I'd be very curious the amount of players that invest in combat, and fly their own ships, versus those that don't and use auto pilot.
Do players who pilot their own, feel investing in combat is required? as someone that uses auto-pilot 90% of the time or more. I wonder if its because I skip combat, and go full manager, that I feel so horrible at actually piloting.
I'm inclined to think combat, and all the "piloted ship" skills should be separated, and in their own tree.
make that combat tree, have skills that focus on frigates and destroyers, versus focus on capitals and cruiser. have some skills focused on carriers. some on energy, someone missiles, some on freighters. allow the player to tailor their "self" perks to salvage, trade, stealth, or various kinds of combat. but, not have those self perks, compete with fleet and colony ones.
Piloting with a weak flagship (whether without ship skills or in a smaller class) is relying on player piloting ability to overcome statistical imbalance, because enemies have skills (and/or a better ship). This is doable, but its hard, and if a player hasn't developed a lot of ability yet (no offense intended: its a hard process and a lot of us have been playing for
years honing it) then its going to feel frustrating. As an example of the imbalance, take like a Hammerhead with one of your own high level officers + fleet skills, give it a 'mirror' loadout to the sim Hammerhead, and let them fight. The sim Hammerhead just gets crushed.
When someone is learning piloting, they can't overcome that kind of imbalance yet, and if they don't make their flagship strong they are going to get blown up or be stuck skirmishing instead of killing. When someone
has learned piloting they no longer need the strong flagship to win 'even' fights, so in theory they could do without, but... if someone has learned piloting to that degree, then what they can
accomplish with a strong flagship is huge, so its worth taking them anyways from a power perspective (and from a fun perspective, players who learn to pilot well often just enjoy flying a strong ship if they aren't doing a special challenge run).

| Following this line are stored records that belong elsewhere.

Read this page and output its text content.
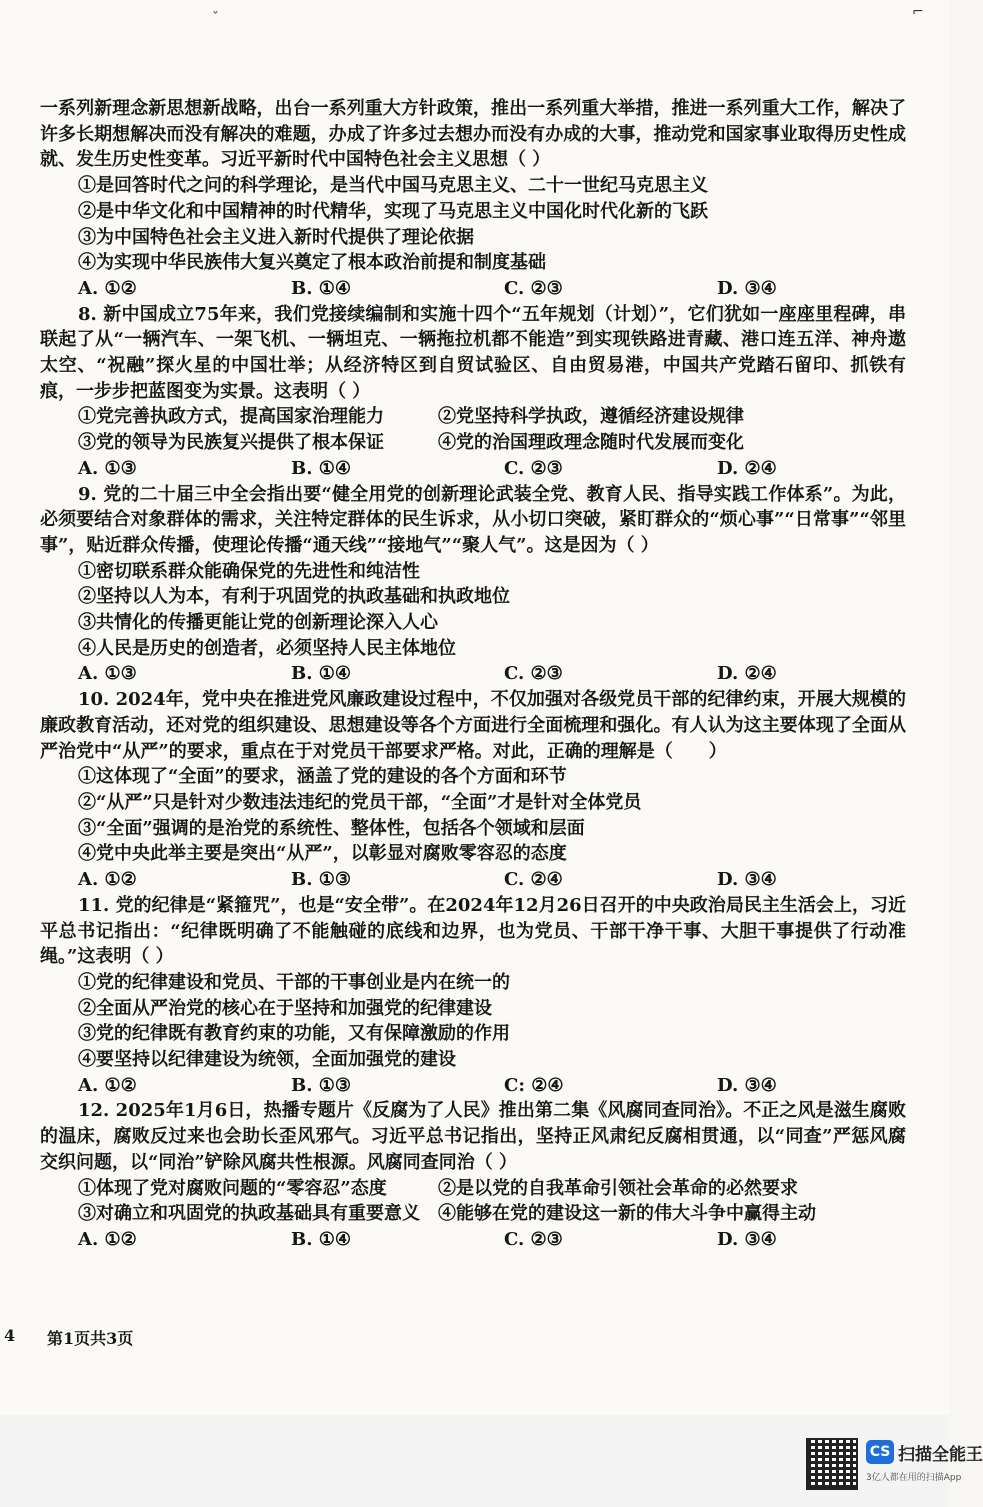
ˇ	⌐

一系列新理念新思想新战略，出台一系列重大方针政策，推出一系列重大举措，推进一系列重大工作，解决了许多长期想解决而没有解决的难题，办成了许多过去想办而没有办成的大事，推动党和国家事业取得历史性成就、发生历史性变革。习近平新时代中国特色社会主义思想（ ）

①是回答时代之问的科学理论，是当代中国马克思主义、二十一世纪马克思主义

②是中华文化和中国精神的时代精华，实现了马克思主义中国化时代化新的飞跃

③为中国特色社会主义进入新时代提供了理论依据

④为实现中华民族伟大复兴奠定了根本政治前提和制度基础

A. ①②	B. ①④	C. ②③	D. ③④

8. 新中国成立75年来，我们党接续编制和实施十四个“五年规划（计划）”，它们犹如一座座里程碑，串联起了从“一辆汽车、一架飞机、一辆坦克、一辆拖拉机都不能造”到实现铁路进青藏、港口连五洋、神舟遨太空、“祝融”探火星的中国壮举；从经济特区到自贸试验区、自由贸易港，中国共产党踏石留印、抓铁有痕，一步步把蓝图变为实景。这表明（ ）

①党完善执政方式，提高国家治理能力	②党坚持科学执政，遵循经济建设规律
③党的领导为民族复兴提供了根本保证	④党的治国理政理念随时代发展而变化
A. ①③	B. ①④	C. ②③	D. ②④

9. 党的二十届三中全会指出要“健全用党的创新理论武装全党、教育人民、指导实践工作体系”。为此，必须要结合对象群体的需求，关注特定群体的民生诉求，从小切口突破，紧盯群众的“烦心事”“日常事”“邻里事”，贴近群众传播，使理论传播“通天线”“接地气”“聚人气”。这是因为（ ）

①密切联系群众能确保党的先进性和纯洁性

②坚持以人为本，有利于巩固党的执政基础和执政地位

③共情化的传播更能让党的创新理论深入人心

④人民是历史的创造者，必须坚持人民主体地位

A. ①③	B. ①④	C. ②③	D. ②④

10. 2024年，党中央在推进党风廉政建设过程中，不仅加强对各级党员干部的纪律约束，开展大规模的廉政教育活动，还对党的组织建设、思想建设等各个方面进行全面梳理和强化。有人认为这主要体现了全面从严治党中“从严”的要求，重点在于对党员干部要求严格。对此，正确的理解是（　　）

①这体现了“全面”的要求，涵盖了党的建设的各个方面和环节

②“从严”只是针对少数违法违纪的党员干部，“全面”才是针对全体党员

③“全面”强调的是治党的系统性、整体性，包括各个领域和层面

④党中央此举主要是突出“从严”，以彰显对腐败零容忍的态度

A. ①②	B. ①③	C. ②④	D. ③④

11. 党的纪律是“紧箍咒”，也是“安全带”。在2024年12月26日召开的中央政治局民主生活会上，习近平总书记指出：“纪律既明确了不能触碰的底线和边界，也为党员、干部干净干事、大胆干事提供了行动准绳。”这表明（ ）

①党的纪律建设和党员、干部的干事创业是内在统一的

②全面从严治党的核心在于坚持和加强党的纪律建设

③党的纪律既有教育约束的功能，又有保障激励的作用

④要坚持以纪律建设为统领，全面加强党的建设

A. ①②	B. ①③	C: ②④	D. ③④

12. 2025年1月6日，热播专题片《反腐为了人民》推出第二集《风腐同查同治》。不正之风是滋生腐败的温床，腐败反过来也会助长歪风邪气。习近平总书记指出，坚持正风肃纪反腐相贯通，以“同查”严惩风腐交织问题，以“同治”铲除风腐共性根源。风腐同查同治（ ）

①体现了党对腐败问题的“零容忍”态度	②是以党的自我革命引领社会革命的必然要求
③对确立和巩固党的执政基础具有重要意义	④能够在党的建设这一新的伟大斗争中赢得主动
A. ①②	B. ①④	C. ②③	D. ③④
4 第1页共3页
CS 扫描全能王
3亿人都在用的扫描App
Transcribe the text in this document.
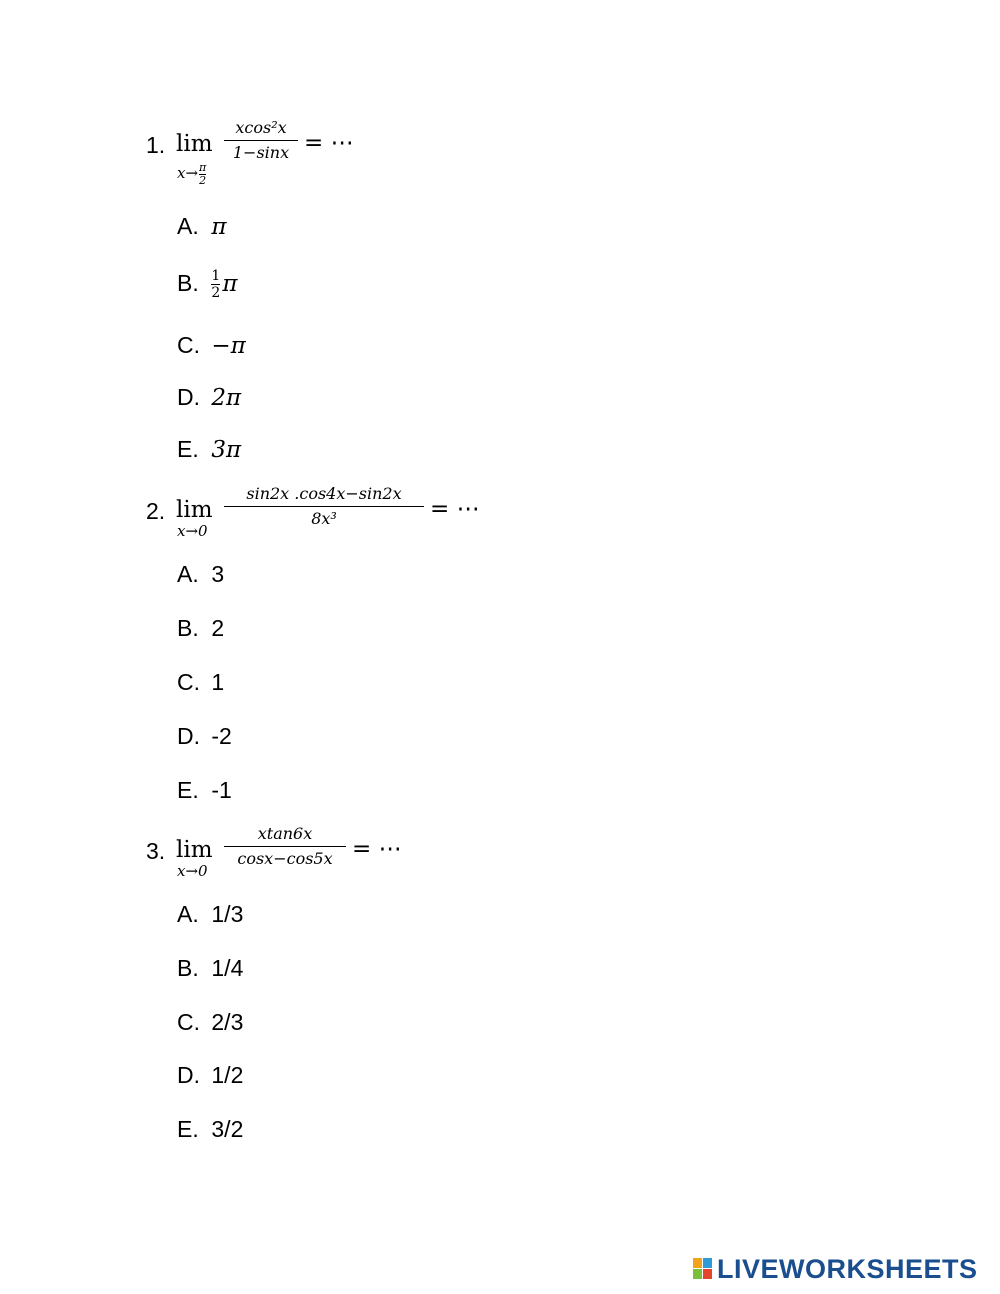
1. lim
$x\to \frac{\pi}{2}$
xcos²x
1−sinx = ⋯
A. π
B. $\frac{1}{2}$ π
C. −π
D. 2π
E. 3π
2. lim
x→0
sin2x .cos4x−sin2x
8x³	= ⋯
A. 3
B. 2
C. 1
D. -2
E. -1
3. lim
x→0
xtan6x
cosx−cos5x = ⋯
A. 1/3
B. 1/4
C. 2/3
D. 1/2
E. 3/2
LIVEWORKSHEETS
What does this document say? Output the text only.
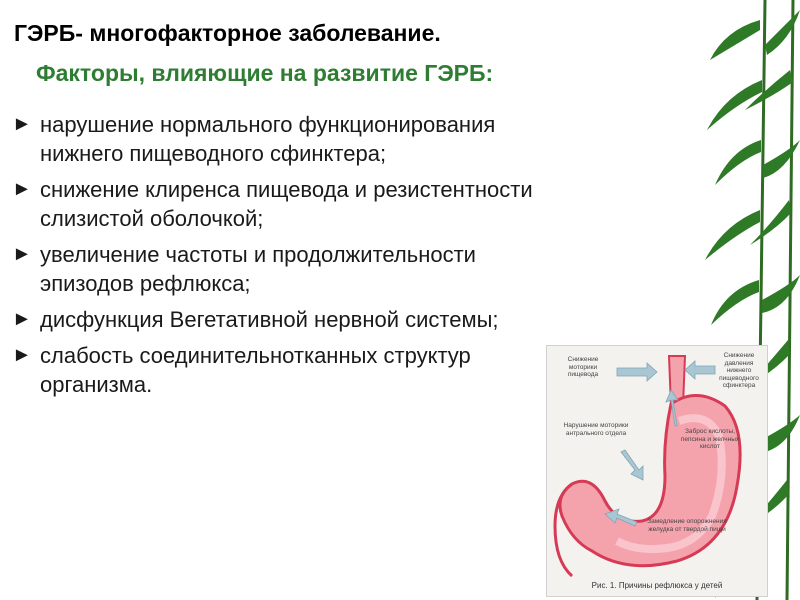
ГЭРБ- многофакторное заболевание.
Факторы, влияющие на развитие ГЭРБ:
► нарушение нормального функционирования
нижнего пищеводного сфинктера;
► снижение клиренса пищевода и резистентности
слизистой оболочкой;
► увеличение частоты и продолжительности
эпизодов рефлюкса;
► дисфункция Вегетативной нервной системы;
► слабость соединительнотканных структур
организма.
Снижение моторики пищевода
Снижение давления нижнего пищеводного сфинктера
Нарушение моторики антрального отдела	Заброс кислоты, пепсина и желчных кислот
Замедление опорожнения желудка от твердой пищи
Рис. 1. Причины рефлюкса у детей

Making the flagship moderately strong in the early game doesn't have to be personal skills because there are some really fantastic fleet boosting skills: early game when the player is piloting a frigate, wolfpack tactics + crew training + coordinated maneuvers (if you have at least 1 officer) is simply better than personal skills AND applies to all ships in the fleet. Wolfpack drops off in effectiveness for destroyers and then entirely for cruisers+, while for slow big ships coordinated drops off, so while this combo is very good early game, more is needed later (unless the player just goes Hyperion/afflictor murdering which is totally viable). But for beyond the early game, there just aren't that many fleet boosting skills that apply to the player flagship, so fleet boosting skills only get the player flagship so far and the next step is the personal skills. They don't have to be in the combat tree (both industry and tech have 2 strong personal skills, even if they are dependent on the ship type for energy weapon mastery and polarized armor), but the combat tree ones are good and stack.